What or who are your artistic influences?

To keep things simple I’ll skip the thirty thousand years from pre-history to the Renaissance and dive right into the stupendous explosion of the New York School.  Duchamp and Beuys were the great twin pillars of conceptualism, as later on Johns and Rauschenberg were to stand guard on the painterly front.  Gordon Matta-Clark and Chris Burden are colossally important, as are Olafur Eliasson and Anish Kapoor.  In the eighties I was quite interested in what people like Robert Longo, Ashley Bickerton, Cyndi Sherman, Anne Hamilton and Barbara Kruger were doing.  Anselm Keifer and Gerhard Richter are giants; more recently in Germany, Julius von Bismark and Carsten Nicolai are of great interest.  Christo, Arman, Bill Viola, Brice Marden, Martin Puryear, Laurie Anderson, Richard Long, Isamu Noguchi, Ai Weiwei, Robert Irwin, Lee Bontecou, Bridget Riley, Chuck Close, David Hockney, Bill Morrison, James Turell, just to drop some more names.  I would have loved to have seen Richard Wilson’s “Turning the Place Over” in Liverpool.  Certainly Julie Mehretu is someone to watch closely.  This barely scratches the surface.  As I’ve mentioned elsewhere, the cultures of Italy, Japan and Tibet have all been very influential in terms of my artistic development.

Do you have a favorite artwork at the de Young or the Legion of Honor? If so, what is it?

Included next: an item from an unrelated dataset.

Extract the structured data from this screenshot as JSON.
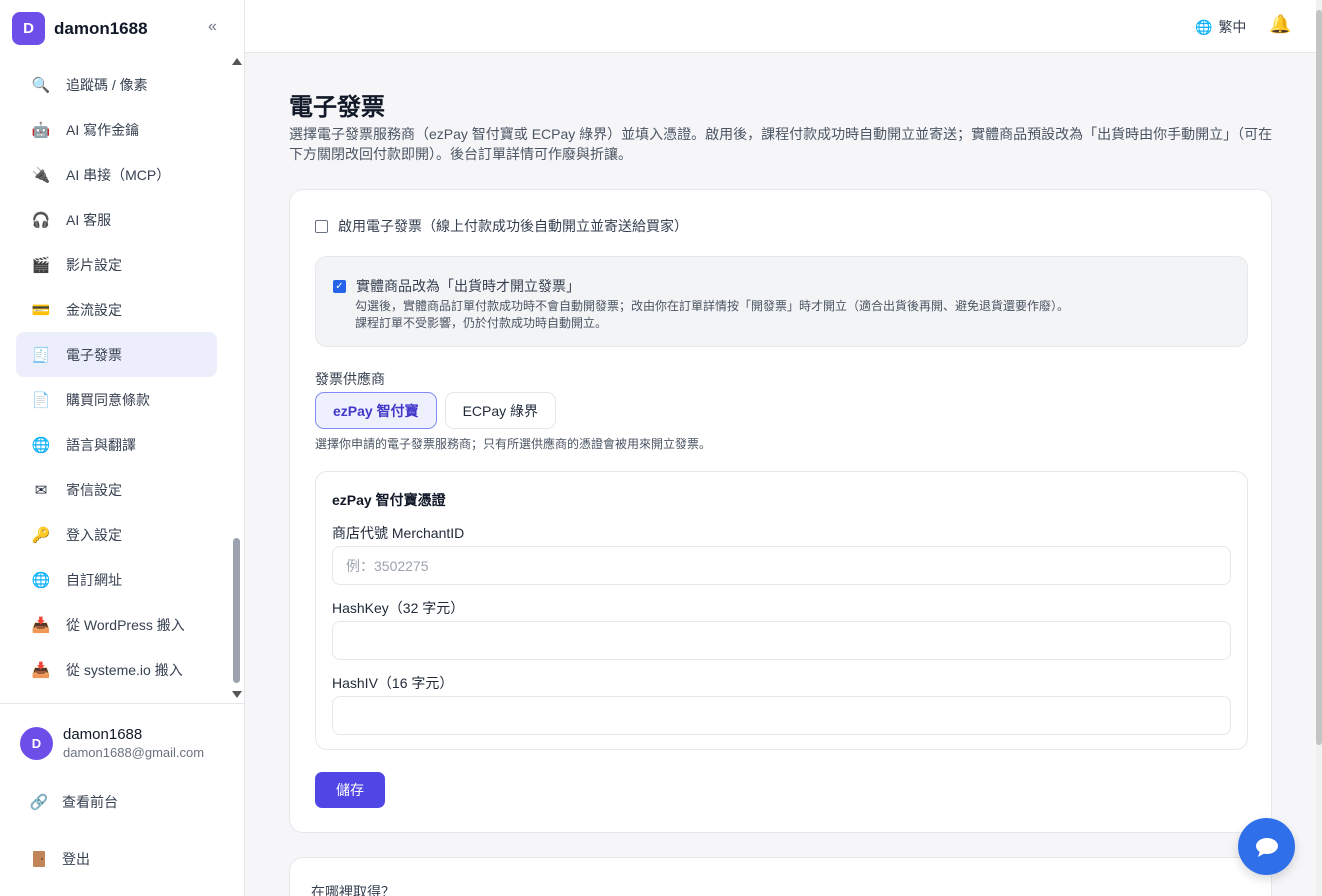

I will name two: El Anatsui’s Hovor II and Al Farrow’s Cathedral (The Spine and Tooth of Santo Guerro).  The Frank Stella and Masami Teraoka pieces here are also absolutely terrific.

If you weren’t involved in visual art and writing, what would you do?

I have no idea; hold my breath, I guess.

How does living in the Bay Area influence your art practice?

First off, I don’t have an art practice.  A doctor may have a medical practice, a dentist a dental practice, an attorney a law practice, but art practice is one of those rather shabby terms that has become fashionable of late that I suspect has something to do with a sense of insecurity vis-à-vis being an artist, and it’s bad news that the term has caught on the way it has.  But my life in the Bay Area has coincided with my life as a husband and a father and in raising a family, and the entire nexus of interactions and richness that such entails has been extraordinarily influential to me as a person and thus, we can surmise, profoundly enmeshed with what I have been doing as an artist.  For the most part artists are citizens of the world and we’ll do what we do regardless of where we do it.

What is the one museum or cultural site you’d most like to visit?

The Prado in Madrid and the Guggenheim Bilbao probably tie for first place, even though their offerings are quite divergent, but there you have it.  Spain calls.

[Note: I did have the opportunity to visit both of these great museums in the spring of 2016.]